I also submitted a proposal for a residency in Vancouver. In short, I submitted that the urban environment is in need of desperate repair and intensive action. The environment in which we live has become a hazard to our collective existence on numerous levels, perhaps most eloquently defined as ecologically and visually disastrous, or, geographically and phenomenologically barren - though there are means of repair. Working from the stance of the artist as a catalyst for the community, I am proposing a project that requires a technological mediation for a physical and communal resolution.
Though we've only been living in our new apartment for a few short days, the community feels alive, in all of its disparity of classes, disconnected architecture and overgrown gardens. Maybe because it's removed from being a solely student neighbourhood (in which its rental residents often remain boarded indoors or vagrant due to schedules beyond their control), but this neighbourhood feels like it has potential for connection. I would propose that this connection occurs with art as its catalyst.
The community of graduate students we met with today was exciting and felt extremely positive. It felt like maybe the room was full of potential for change and for action. That a community exists on paper, on maps, in a tax-base database is a given, but to begin the momentum to forward thinking and encouraging action is essential.

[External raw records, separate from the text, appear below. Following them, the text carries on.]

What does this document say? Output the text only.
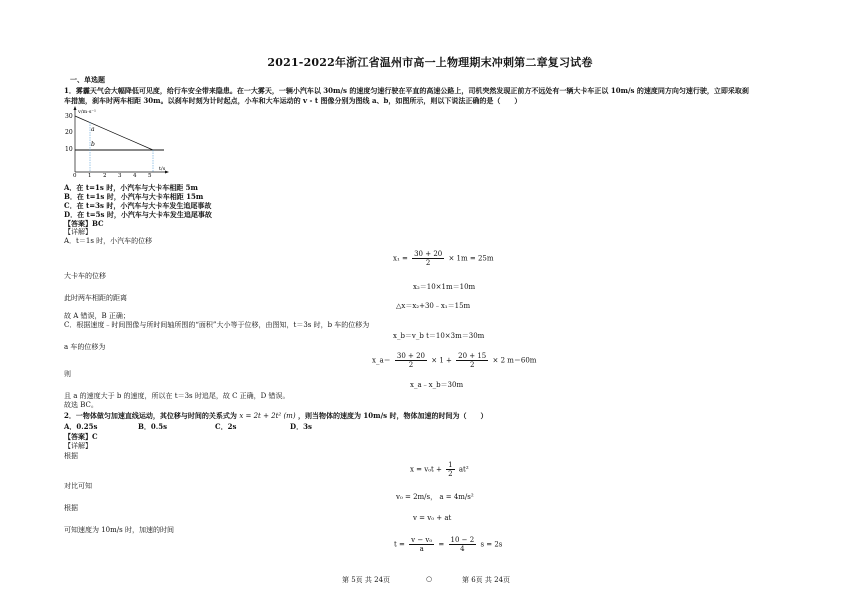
2021-2022年浙江省温州市高一上物理期末冲刺第二章复习试卷
一、单选题
1．雾霾天气会大幅降低可见度，给行车安全带来隐患。在一大雾天，一辆小汽车以 30m/s 的速度匀速行驶在平直的高速公路上，司机突然发现正前方不远处有一辆大卡车正以 10m/s 的速度同方向匀速行驶，立即采取刹
车措施，刹车时两车相距 30m。以刹车时刻为计时起点，小车和大车运动的 v - t 图像分别为图线 a、b，如图所示，则以下说法正确的是（　　）
v/m·s⁻¹
t/s
30
20
10
0 1 2 3 4 5
a
b
A．在 t=1s 时，小汽车与大卡车相距 5m
B．在 t=1s 时，小汽车与大卡车相距 15m
C．在 t=3s 时，小汽车与大卡车发生追尾事故
D．在 t=5s 时，小汽车与大卡车发生追尾事故
【答案】BC
【详解】
A．t＝1s 时，小汽车的位移
$x_1 = \frac{30 + 20}{2} \times 1m = 25m$
大卡车的位移
x₂＝10×1m＝10m
此时两车相距的距离
△x＝x₂+30﹣x₁＝15m
故 A 错误，B 正确；
C．根据速度﹣时间图像与所时间轴所围的“面积”大小等于位移，由图知，t＝3s 时，b 车的位移为
x_b＝v_b t＝10×3m＝30m
a 车的位移为
x_a＝ $\frac{30 + 20}{2} \times 1 + \frac{20 + 15}{2} \times 2$ m＝60m
则
x_a﹣x_b＝30m
且 a 的速度大于 b 的速度，所以在 t＝3s 时追尾，故 C 正确，D 错误。
故选 BC。
2．一物体做匀加速直线运动，其位移与时间的关系式为 x = 2t + 2t² (m) ，则当物体的速度为 10m/s 时，物体加速的时间为（　　）
A．0.25s	B．0.5s	C．2s	D．3s
【答案】C
【详解】
根据
$x = v_0t + \frac{1}{2} at^2$
对比可知
v₀ = 2m/s， a = 4m/s²
根据
v = v₀ + at
可知速度为 10m/s 时，加速的时间
$t = \frac{\text{v − v₀}}{a} = \frac{10 - 2}{4}$ s = 2s
第 5页 共 24页	○	第 6页 共 24页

To repair a community, there must be an understanding and definition of the problems that need attention. These problems will range from such a variety of people, it is difficult to think that repair is possible. How does the process of addressing one problem not effect another solution negatively? I would rather think that broadly, communities need to be the physical and sociological structure in which change can happen. I would argue that the arts can be among the most powerful impetus to begin a movement of action. In specific terms, I dream of communities that are livable (walkable, breathable, experiential, physically and aesthetically motivated, ecologically responsible, art-friendly, forward-thinking, low traffic, tall trees and open access to information everywhere). Art can begin the steps towards this livable community, but, at least for tonight, I have to think that the residents must be the actual movers within their communities.